Fahnen Kirschflecksalmler – Hyphessobrycon erythrostigma

02/17/2017
Herkunft: Südamerika, Peru, Amazonasbecken

Größe: 8 – 9 cm

pH Wert:  5,6 – 7,2

GH: 2 – 12°  dGH

Temperatur: 23 – 28°C

Futter: Allesfresser

Mindest Beckengröße: 200 L

Fortpflanzung: Freilaicher

Der Fahnen Kirschflecksalmler stammt aus Südamerika, wo er in Klar- und Schwarzwasserbächen des Amazonas Gebietes vorkommt. Seinen Namen verdankt er dem kleinen roten Fleck an seinen Schultern. Wie fast alle Salmler fühlt er sich in einer kleinen Gruppe von 8 – 10 Tieren am wohlsten. Sie sind in der Regel friedlich aber auch sehr revierbildend.

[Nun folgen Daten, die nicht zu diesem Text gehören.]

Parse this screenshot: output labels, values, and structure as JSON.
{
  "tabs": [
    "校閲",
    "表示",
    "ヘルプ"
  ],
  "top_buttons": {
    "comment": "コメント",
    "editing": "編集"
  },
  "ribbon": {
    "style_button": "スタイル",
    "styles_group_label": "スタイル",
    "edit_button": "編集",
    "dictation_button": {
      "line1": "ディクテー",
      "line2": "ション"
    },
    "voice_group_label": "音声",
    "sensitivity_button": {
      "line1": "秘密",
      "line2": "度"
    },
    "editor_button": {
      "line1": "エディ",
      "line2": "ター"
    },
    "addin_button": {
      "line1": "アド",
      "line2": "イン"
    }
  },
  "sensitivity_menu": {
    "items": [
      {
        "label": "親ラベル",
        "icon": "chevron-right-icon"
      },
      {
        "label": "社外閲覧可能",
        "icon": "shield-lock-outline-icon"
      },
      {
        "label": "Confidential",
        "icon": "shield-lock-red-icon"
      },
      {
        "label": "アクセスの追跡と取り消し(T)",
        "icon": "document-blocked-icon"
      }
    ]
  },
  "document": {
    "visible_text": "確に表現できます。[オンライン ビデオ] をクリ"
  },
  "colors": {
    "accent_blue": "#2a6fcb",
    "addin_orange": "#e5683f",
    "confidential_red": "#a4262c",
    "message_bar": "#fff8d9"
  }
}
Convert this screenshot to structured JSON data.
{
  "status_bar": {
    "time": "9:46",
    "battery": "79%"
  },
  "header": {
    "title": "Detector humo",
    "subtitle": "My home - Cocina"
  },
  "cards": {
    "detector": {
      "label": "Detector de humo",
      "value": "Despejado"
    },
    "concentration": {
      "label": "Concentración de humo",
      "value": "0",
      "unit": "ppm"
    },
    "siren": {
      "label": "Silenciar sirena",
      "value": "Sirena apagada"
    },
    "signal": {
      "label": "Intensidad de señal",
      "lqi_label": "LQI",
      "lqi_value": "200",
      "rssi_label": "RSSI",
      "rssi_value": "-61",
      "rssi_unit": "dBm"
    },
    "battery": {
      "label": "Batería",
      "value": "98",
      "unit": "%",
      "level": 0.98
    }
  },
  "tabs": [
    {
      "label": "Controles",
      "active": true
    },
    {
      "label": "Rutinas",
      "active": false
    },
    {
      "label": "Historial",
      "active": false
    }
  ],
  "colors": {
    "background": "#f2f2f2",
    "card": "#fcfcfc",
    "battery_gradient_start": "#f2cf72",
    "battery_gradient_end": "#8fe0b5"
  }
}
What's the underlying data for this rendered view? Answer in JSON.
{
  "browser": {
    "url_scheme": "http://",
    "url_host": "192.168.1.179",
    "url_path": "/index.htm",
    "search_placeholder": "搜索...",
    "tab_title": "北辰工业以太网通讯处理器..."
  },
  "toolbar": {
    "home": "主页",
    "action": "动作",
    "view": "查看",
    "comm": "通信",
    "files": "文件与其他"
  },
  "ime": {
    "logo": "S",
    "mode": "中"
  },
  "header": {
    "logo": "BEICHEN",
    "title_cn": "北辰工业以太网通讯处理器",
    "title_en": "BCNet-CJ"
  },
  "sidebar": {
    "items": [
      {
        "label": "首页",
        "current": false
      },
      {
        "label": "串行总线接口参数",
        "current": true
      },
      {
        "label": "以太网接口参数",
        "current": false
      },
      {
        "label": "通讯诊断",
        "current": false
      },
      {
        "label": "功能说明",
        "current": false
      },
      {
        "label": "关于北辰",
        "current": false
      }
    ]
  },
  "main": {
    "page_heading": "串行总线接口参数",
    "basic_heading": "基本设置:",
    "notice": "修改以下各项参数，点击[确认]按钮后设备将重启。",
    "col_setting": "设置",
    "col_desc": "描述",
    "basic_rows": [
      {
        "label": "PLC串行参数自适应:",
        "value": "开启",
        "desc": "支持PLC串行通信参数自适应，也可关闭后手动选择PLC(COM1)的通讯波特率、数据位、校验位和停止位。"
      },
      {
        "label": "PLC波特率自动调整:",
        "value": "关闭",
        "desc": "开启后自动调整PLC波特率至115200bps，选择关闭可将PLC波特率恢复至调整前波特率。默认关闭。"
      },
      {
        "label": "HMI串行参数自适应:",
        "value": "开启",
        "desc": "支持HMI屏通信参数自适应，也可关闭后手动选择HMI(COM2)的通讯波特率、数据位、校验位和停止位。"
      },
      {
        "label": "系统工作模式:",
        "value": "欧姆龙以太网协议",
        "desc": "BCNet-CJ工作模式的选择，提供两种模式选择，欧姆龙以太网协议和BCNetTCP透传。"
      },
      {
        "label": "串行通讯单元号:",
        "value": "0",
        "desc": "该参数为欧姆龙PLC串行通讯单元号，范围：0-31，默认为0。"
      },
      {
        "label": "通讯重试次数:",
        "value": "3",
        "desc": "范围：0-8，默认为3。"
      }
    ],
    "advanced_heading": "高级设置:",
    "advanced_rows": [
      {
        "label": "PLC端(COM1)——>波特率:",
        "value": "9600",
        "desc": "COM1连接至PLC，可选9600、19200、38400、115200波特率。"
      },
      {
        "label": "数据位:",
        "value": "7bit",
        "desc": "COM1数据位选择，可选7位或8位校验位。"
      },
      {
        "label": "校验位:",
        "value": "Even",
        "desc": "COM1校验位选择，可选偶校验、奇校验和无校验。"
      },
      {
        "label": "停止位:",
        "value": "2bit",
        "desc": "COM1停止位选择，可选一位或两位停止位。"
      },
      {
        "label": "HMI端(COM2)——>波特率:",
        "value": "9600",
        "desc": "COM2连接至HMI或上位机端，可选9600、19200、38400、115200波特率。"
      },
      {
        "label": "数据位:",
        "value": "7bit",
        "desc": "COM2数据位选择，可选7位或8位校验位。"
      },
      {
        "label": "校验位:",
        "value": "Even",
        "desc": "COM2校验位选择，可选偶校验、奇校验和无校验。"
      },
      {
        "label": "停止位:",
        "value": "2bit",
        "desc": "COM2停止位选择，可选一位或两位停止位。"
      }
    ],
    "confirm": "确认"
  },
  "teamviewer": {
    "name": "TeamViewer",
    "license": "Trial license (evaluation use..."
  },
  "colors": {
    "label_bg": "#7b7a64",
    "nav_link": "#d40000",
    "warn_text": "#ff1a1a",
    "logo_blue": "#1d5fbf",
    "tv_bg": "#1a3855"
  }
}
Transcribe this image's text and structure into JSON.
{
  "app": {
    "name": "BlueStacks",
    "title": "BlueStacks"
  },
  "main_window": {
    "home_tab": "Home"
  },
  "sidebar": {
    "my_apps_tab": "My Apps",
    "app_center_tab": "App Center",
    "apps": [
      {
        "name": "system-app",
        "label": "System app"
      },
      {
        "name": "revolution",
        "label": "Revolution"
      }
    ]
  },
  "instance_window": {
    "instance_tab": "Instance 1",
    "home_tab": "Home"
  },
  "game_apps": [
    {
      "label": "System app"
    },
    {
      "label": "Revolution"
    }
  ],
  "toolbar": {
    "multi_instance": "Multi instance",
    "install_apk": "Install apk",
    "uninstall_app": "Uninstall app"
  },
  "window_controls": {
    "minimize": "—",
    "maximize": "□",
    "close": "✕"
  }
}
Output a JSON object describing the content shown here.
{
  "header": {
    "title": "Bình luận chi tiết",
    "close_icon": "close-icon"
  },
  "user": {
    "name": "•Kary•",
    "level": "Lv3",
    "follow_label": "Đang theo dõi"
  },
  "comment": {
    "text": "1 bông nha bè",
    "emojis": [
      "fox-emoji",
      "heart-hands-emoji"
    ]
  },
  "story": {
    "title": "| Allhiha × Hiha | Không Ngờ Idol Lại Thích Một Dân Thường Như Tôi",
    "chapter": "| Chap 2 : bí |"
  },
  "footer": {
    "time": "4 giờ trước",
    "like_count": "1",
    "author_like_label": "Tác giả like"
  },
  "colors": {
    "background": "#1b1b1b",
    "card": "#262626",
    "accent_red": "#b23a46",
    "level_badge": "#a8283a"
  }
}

Ausgewachsene Tiere können eine stattliche Größe von 9 cm erreichen. Die Geschlechter dieser Art lassen sich sehr gut unterscheiden. Die Männchen haben eine stark lang gezogene Rückenflosse, die teilweise schwarz gefärbt ist. Bei den Weibchen fehlt diese Verlängerung der Flosse. Im Handel sind noch zwei weitere Arten Kirschflecksalmler zu finden. Darunter zählt der Socolofi Kirschflecksalmler und der Rotrücken Kirschflecksalmler.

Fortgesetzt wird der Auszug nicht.